Before I explain why, it’s worth noting that if I’m right, this is a shattering fact. The wisdom of deferral is one of the bedrock principles of American financial life. It’s the basis for the entire retirement products industry. The ability to shelter income in a tax-free retirement account, in which the money can be invested and grow tax-free until it is drawn down in retirement, is among the largest subsidies in our tax code.
Like all such subsidies, this one disproportionately benefits those who have more money to shelter. But an underlying premise of deferral is that the tax rate incurred when you draw down the money at an older age will be lower than the tax rate you face today.

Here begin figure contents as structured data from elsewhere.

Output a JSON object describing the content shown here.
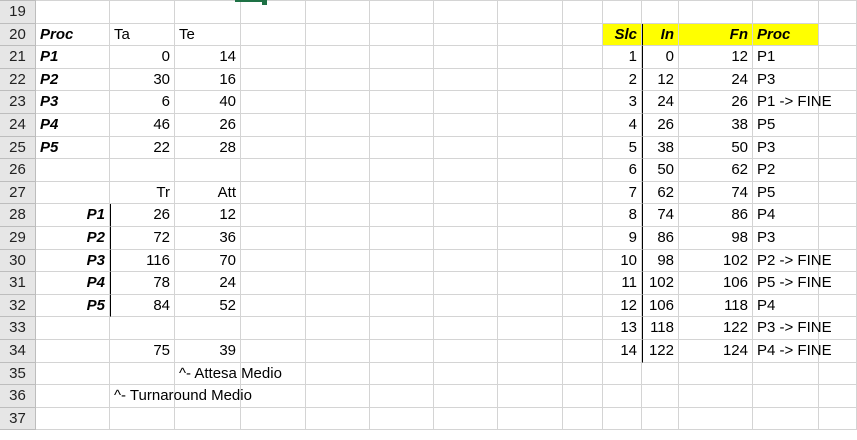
{
  "row_numbers": [
    "19",
    "20",
    "21",
    "22",
    "23",
    "24",
    "25",
    "26",
    "27",
    "28",
    "29",
    "30",
    "31",
    "32",
    "33",
    "34",
    "35",
    "36",
    "37"
  ],
  "proc_table": {
    "headers": [
      "Proc",
      "Ta",
      "Te"
    ],
    "rows": [
      [
        "P1",
        "0",
        "14"
      ],
      [
        "P2",
        "30",
        "16"
      ],
      [
        "P3",
        "6",
        "40"
      ],
      [
        "P4",
        "46",
        "26"
      ],
      [
        "P5",
        "22",
        "28"
      ]
    ]
  },
  "result_table": {
    "headers": [
      "Tr",
      "Att"
    ],
    "rows": [
      [
        "P1",
        "26",
        "12"
      ],
      [
        "P2",
        "72",
        "36"
      ],
      [
        "P3",
        "116",
        "70"
      ],
      [
        "P4",
        "78",
        "24"
      ],
      [
        "P5",
        "84",
        "52"
      ]
    ],
    "averages": [
      "75",
      "39"
    ]
  },
  "notes": {
    "attesa": "^- Attesa Medio",
    "turnaround": "^- Turnaround Medio"
  },
  "slice_table": {
    "headers": [
      "Slc",
      "In",
      "Fn",
      "Proc"
    ],
    "rows": [
      [
        "1",
        "0",
        "12",
        "P1"
      ],
      [
        "2",
        "12",
        "24",
        "P3"
      ],
      [
        "3",
        "24",
        "26",
        "P1 -> FINE"
      ],
      [
        "4",
        "26",
        "38",
        "P5"
      ],
      [
        "5",
        "38",
        "50",
        "P3"
      ],
      [
        "6",
        "50",
        "62",
        "P2"
      ],
      [
        "7",
        "62",
        "74",
        "P5"
      ],
      [
        "8",
        "74",
        "86",
        "P4"
      ],
      [
        "9",
        "86",
        "98",
        "P3"
      ],
      [
        "10",
        "98",
        "102",
        "P2 -> FINE"
      ],
      [
        "11",
        "102",
        "106",
        "P5 -> FINE"
      ],
      [
        "12",
        "106",
        "118",
        "P4"
      ],
      [
        "13",
        "118",
        "122",
        "P3 -> FINE"
      ],
      [
        "14",
        "122",
        "124",
        "P4 -> FINE"
      ]
    ]
  },
  "colors": {
    "highlight": "#ffff00",
    "selection": "#1e7145",
    "gridline": "#d4d4d4"
  }
}
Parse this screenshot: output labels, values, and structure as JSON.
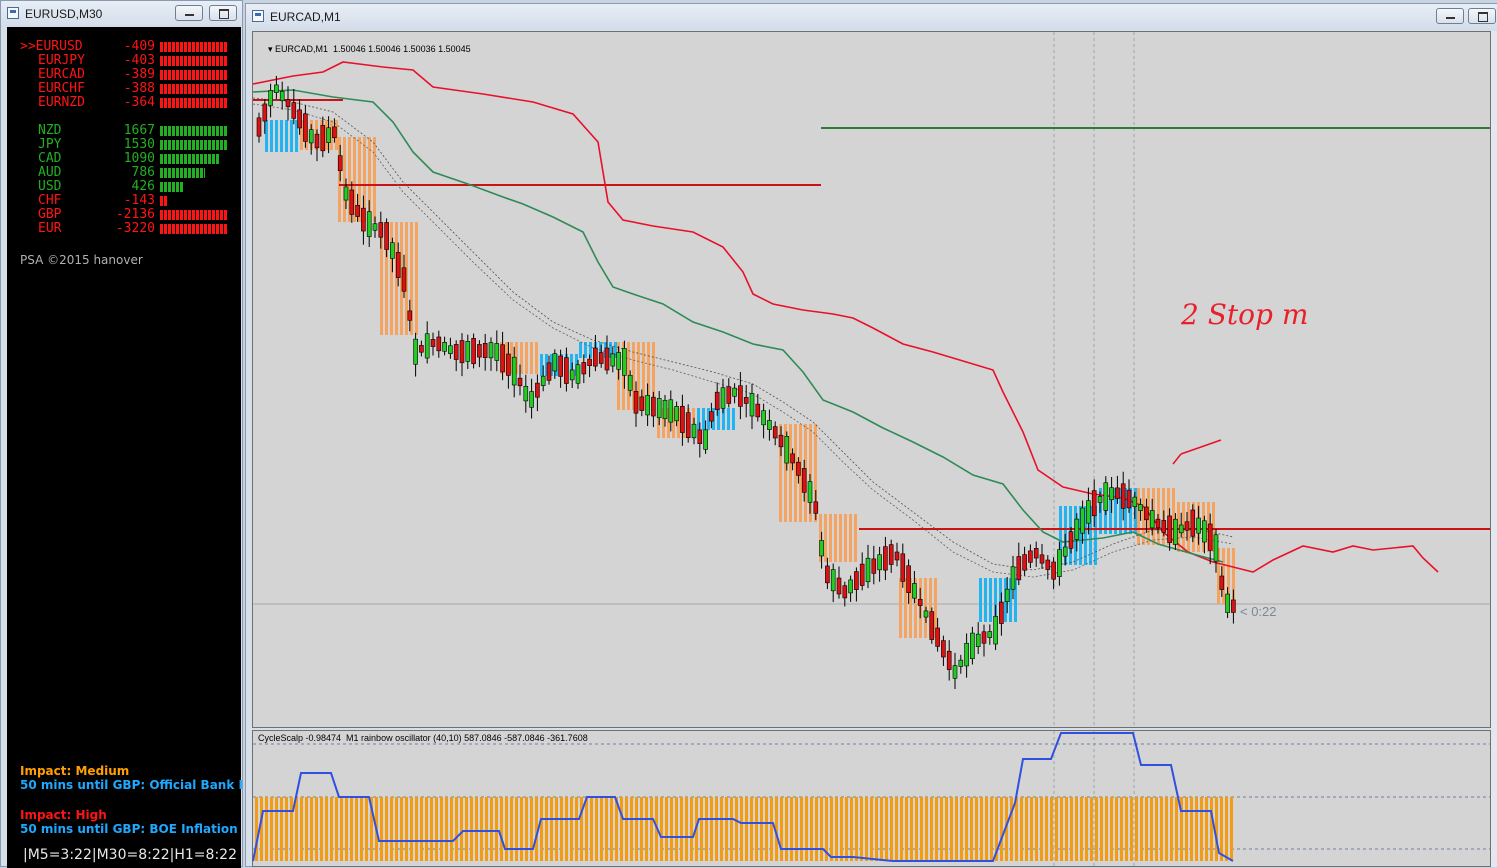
{
  "left_window": {
    "title": "EURUSD,M30",
    "pairs": [
      {
        "label": ">>EURUSD",
        "value": "-409",
        "fill": 1.0,
        "color": "#ff1414"
      },
      {
        "label": "EURJPY",
        "value": "-403",
        "fill": 1.0,
        "color": "#ff1414"
      },
      {
        "label": "EURCAD",
        "value": "-389",
        "fill": 1.0,
        "color": "#ff1414"
      },
      {
        "label": "EURCHF",
        "value": "-388",
        "fill": 1.0,
        "color": "#ff1414"
      },
      {
        "label": "EURNZD",
        "value": "-364",
        "fill": 1.0,
        "color": "#ff1414"
      }
    ],
    "currencies": [
      {
        "label": "NZD",
        "value": "1667",
        "fill": 1.0,
        "color": "#22b022"
      },
      {
        "label": "JPY",
        "value": "1530",
        "fill": 1.0,
        "color": "#22b022"
      },
      {
        "label": "CAD",
        "value": "1090",
        "fill": 0.88,
        "color": "#22b022"
      },
      {
        "label": "AUD",
        "value": "786",
        "fill": 0.66,
        "color": "#22b022"
      },
      {
        "label": "USD",
        "value": "426",
        "fill": 0.36,
        "color": "#22b022"
      },
      {
        "label": "CHF",
        "value": "-143",
        "fill": 0.12,
        "color": "#ff1414"
      },
      {
        "label": "GBP",
        "value": "-2136",
        "fill": 1.0,
        "color": "#ff1414"
      },
      {
        "label": "EUR",
        "value": "-3220",
        "fill": 1.0,
        "color": "#ff1414"
      }
    ],
    "copyright": "PSA ©2015 hanover",
    "news": [
      {
        "impact": "Impact: Medium",
        "impact_color": "#ffa000",
        "text": "50 mins until GBP: Official Bank I"
      },
      {
        "impact": "Impact: High",
        "impact_color": "#ff1414",
        "text": "50 mins until GBP: BOE Inflation"
      }
    ],
    "timers": "|M5=3:22|M30=8:22|H1=8:22"
  },
  "main_window": {
    "title": "EURCAD,M1",
    "ohlc_label": "EURCAD,M1  1.50046 1.50046 1.50036 1.50045",
    "countdown": "< 0:22",
    "osc_label": "CycleScalp -0.98474  M1 rainbow oscillator (40,10) 587.0846 -587.0846 -361.7608",
    "annotation_text": "2  Stop  m"
  },
  "colors": {
    "bull": "#22cc22",
    "bear": "#dd1111",
    "orange_bar": "#f4a460",
    "blue_bar": "#22b4f0",
    "red_line": "#e8102a",
    "green_line": "#2e8b57",
    "hline_red": "#c81414",
    "hline_green": "#2e7d32"
  },
  "icons": [
    "window-icon",
    "minimize-icon",
    "maximize-icon",
    "dropdown-arrow-icon"
  ]
}
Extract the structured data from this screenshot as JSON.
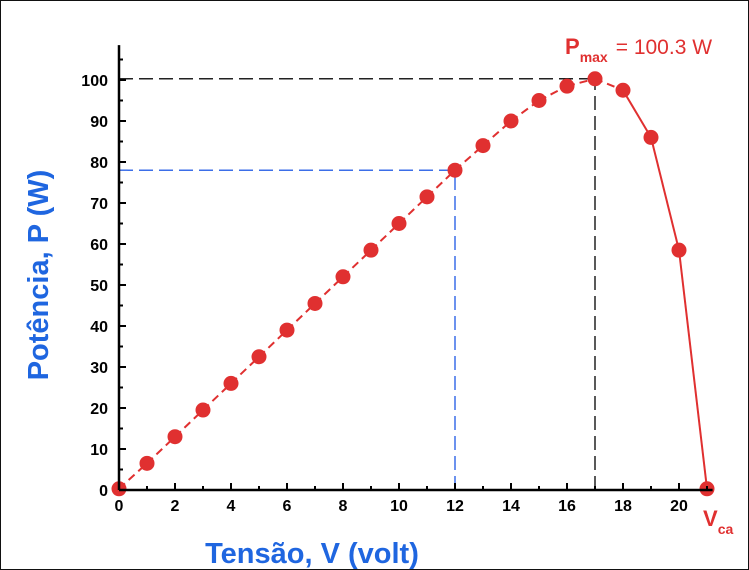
{
  "chart_data": {
    "type": "scatter",
    "xlabel": "Tensão, V (volt)",
    "ylabel": "Potência, P (W)",
    "xlim": [
      0,
      21
    ],
    "ylim": [
      0,
      105
    ],
    "x_ticks": [
      "0",
      "2",
      "4",
      "6",
      "8",
      "10",
      "12",
      "14",
      "16",
      "18",
      "20"
    ],
    "y_ticks": [
      "0",
      "10",
      "20",
      "30",
      "40",
      "50",
      "60",
      "70",
      "80",
      "90",
      "100"
    ],
    "series": [
      {
        "color": "#e03030",
        "points": [
          {
            "x": 0,
            "y": 0.3
          },
          {
            "x": 1,
            "y": 6.5
          },
          {
            "x": 2,
            "y": 13
          },
          {
            "x": 3,
            "y": 19.5
          },
          {
            "x": 4,
            "y": 26
          },
          {
            "x": 5,
            "y": 32.5
          },
          {
            "x": 6,
            "y": 39
          },
          {
            "x": 7,
            "y": 45.5
          },
          {
            "x": 8,
            "y": 52
          },
          {
            "x": 9,
            "y": 58.5
          },
          {
            "x": 10,
            "y": 65
          },
          {
            "x": 11,
            "y": 71.5
          },
          {
            "x": 12,
            "y": 78
          },
          {
            "x": 13,
            "y": 84
          },
          {
            "x": 14,
            "y": 90
          },
          {
            "x": 15,
            "y": 95
          },
          {
            "x": 16,
            "y": 98.5
          },
          {
            "x": 17,
            "y": 100.3
          },
          {
            "x": 18,
            "y": 97.5
          },
          {
            "x": 19,
            "y": 86
          },
          {
            "x": 20,
            "y": 58.5
          },
          {
            "x": 21,
            "y": 0.3
          }
        ]
      }
    ],
    "reference_lines": [
      {
        "x": 17,
        "y": 100.3,
        "color": "#222222"
      },
      {
        "x": 12,
        "y": 78,
        "color": "#3b6ee8"
      }
    ],
    "annotations": {
      "pmax_label": "P",
      "pmax_sub": "max",
      "pmax_value": "= 100.3 W",
      "vca_label": "V",
      "vca_sub": "ca"
    },
    "grid": false
  },
  "colors": {
    "series": "#e03030",
    "axis_title": "#1f66e0",
    "ref_blue": "#3b6ee8",
    "ref_black": "#222222"
  }
}
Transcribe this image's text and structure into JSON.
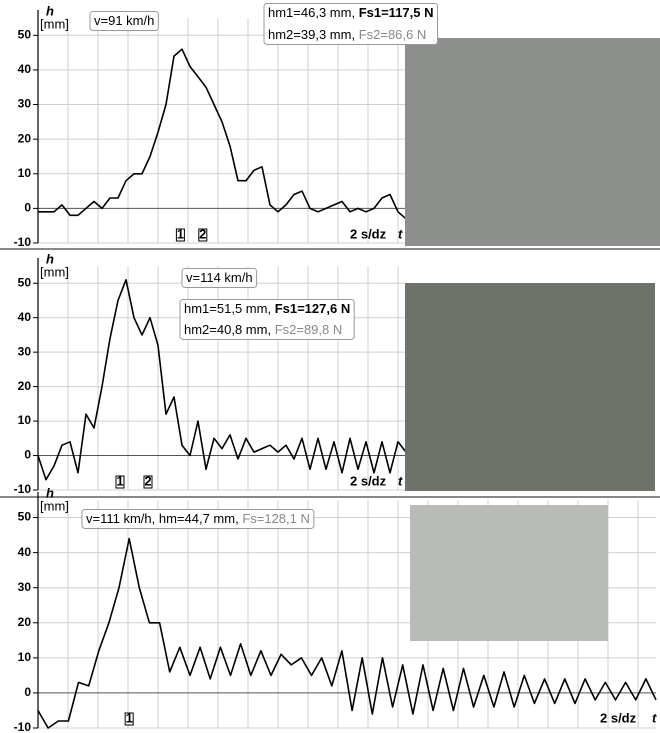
{
  "chart_data": [
    {
      "type": "line",
      "y_label": "h",
      "y_unit": "[mm]",
      "x_scale": "2 s/dz",
      "x_label": "t",
      "ylim": [
        -10,
        55
      ],
      "yticks": [
        -10,
        0,
        10,
        20,
        30,
        40,
        50
      ],
      "grid": true,
      "color": "#000000",
      "values": [
        -1,
        -1,
        -1,
        1,
        -2,
        -2,
        0,
        2,
        0,
        3,
        3,
        8,
        10,
        10,
        15,
        22,
        30,
        44,
        46,
        41,
        38,
        35,
        30,
        25,
        18,
        8,
        8,
        11,
        12,
        1,
        -1,
        1,
        4,
        5,
        0,
        -1,
        0,
        1,
        2,
        -1,
        0,
        -1,
        0,
        3,
        4,
        -1,
        -3
      ],
      "markers": [
        {
          "x": 17.8,
          "label": "1"
        },
        {
          "x": 20.6,
          "label": "2"
        }
      ],
      "annotations": [
        [
          [
            {
              "text": "v=91 km/h"
            }
          ]
        ],
        [
          [
            {
              "text": "hm1=46,3 mm,  "
            },
            {
              "text": "Fs1=117,5 N",
              "style": "bold"
            }
          ],
          [
            {
              "text": "hm2=39,3 mm,  "
            },
            {
              "text": "Fs2=86,6 N",
              "style": "gray"
            }
          ]
        ]
      ]
    },
    {
      "type": "line",
      "y_label": "h",
      "y_unit": "[mm]",
      "x_scale": "2 s/dz",
      "x_label": "t",
      "ylim": [
        -10,
        55
      ],
      "yticks": [
        -10,
        0,
        10,
        20,
        30,
        40,
        50
      ],
      "grid": true,
      "color": "#000000",
      "values": [
        0,
        -7,
        -3,
        3,
        4,
        -5,
        12,
        8,
        20,
        34,
        45,
        51,
        40,
        35,
        40,
        32,
        12,
        17,
        3,
        0,
        10,
        -4,
        5,
        2,
        6,
        -1,
        5,
        1,
        2,
        3,
        1,
        3,
        -1,
        5,
        -4,
        5,
        -4,
        4,
        -5,
        5,
        -4,
        4,
        -5,
        4,
        -5,
        4,
        1
      ],
      "markers": [
        {
          "x": 10.25,
          "label": "1"
        },
        {
          "x": 13.75,
          "label": "2"
        }
      ],
      "annotations": [
        [
          [
            {
              "text": "v=114 km/h"
            }
          ]
        ],
        [
          [
            {
              "text": "hm1=51,5 mm,  "
            },
            {
              "text": "Fs1=127,6 N",
              "style": "bold"
            }
          ],
          [
            {
              "text": "hm2=40,8 mm,  "
            },
            {
              "text": "Fs2=89,8 N",
              "style": "gray"
            }
          ]
        ]
      ]
    },
    {
      "type": "line",
      "y_label": "h",
      "y_unit": "[mm]",
      "x_scale": "2 s/dz",
      "x_label": "t",
      "ylim": [
        -10,
        55
      ],
      "yticks": [
        -10,
        0,
        10,
        20,
        30,
        40,
        50
      ],
      "grid": true,
      "color": "#000000",
      "values": [
        -5,
        -10,
        -8,
        -8,
        3,
        2,
        12,
        20,
        30,
        44,
        30,
        20,
        20,
        6,
        13,
        5,
        13,
        4,
        13,
        5,
        14,
        5,
        12,
        5,
        11,
        8,
        10,
        5,
        10,
        2,
        12,
        -5,
        10,
        -6,
        10,
        -4,
        8,
        -6,
        8,
        -5,
        7,
        -5,
        7,
        -4,
        5,
        -4,
        6,
        -4,
        5,
        -3,
        4,
        -3,
        4,
        -3,
        4,
        -2,
        3,
        -2,
        3,
        -2,
        4,
        -2
      ],
      "markers": [
        {
          "x": 9,
          "label": "1"
        }
      ],
      "annotations": [
        [
          [
            {
              "text": "v=111 km/h,  hm=44,7 mm,  "
            },
            {
              "text": "Fs=128,1 N",
              "style": "gray"
            }
          ]
        ]
      ]
    }
  ]
}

Or, to put the matter more precisely, deferral makes sense when the after-tax cash you end up with after drawing down your deferred money years hence and paying ordinary income tax rates on those sums exceeds the amount you’d end up with if you paid ordinary income tax rates on the income today and then invested the after-tax money for the same period, and paid capital gains rates when you want to sell your holdings and spend the money in retirement.
This is a bit oversimplified, because lots of variables affect how one might invest and draw down the money, but the key point is this: The wisdom of deferral depends critically on assumptions about the ordinary income and capital gains tax rates one will face in the future.
It’s always been a pretty safe assumption that deferring money in your high-earning years is smart because you’ll be in a lower tax bracket in retirement when you draw the money down. Saving on taxes today and letting the money grow tax-free has thus been a no-brainer.
But now we live in an era of endless trillion-dollar deficits that will have to be snuffed out somehow. Our Chinese overlords will demand nothing less. Meanwhile, a phalanx of graying baby boomers must have their Social Security and Medicare financed. Only small children and Republicans pretend that taxes will not rise as part of America’s inevitable fiscal adjustment. What’s more, it seems entirely plausible that for at least a portion of America’s affluent, tax rates will rise not only to what they were under Bill Clinton, but higher.
At some point — a point that will depend on exactly whose ox gets gored when, and to what extent — this means a swath of Americans will be better off paying taxes now and investing the after-tax income instead of deferring. In one example I penciled out, the break-even between the deferral and non-deferral scenarios 20 years hence comes if the top ordinary income tax rate is 50 percent in the future, and capital gains rates then are 25 percent. If the ordinary rate is higher down the road, or the capital gains rate lower, you’d be better off not deferring.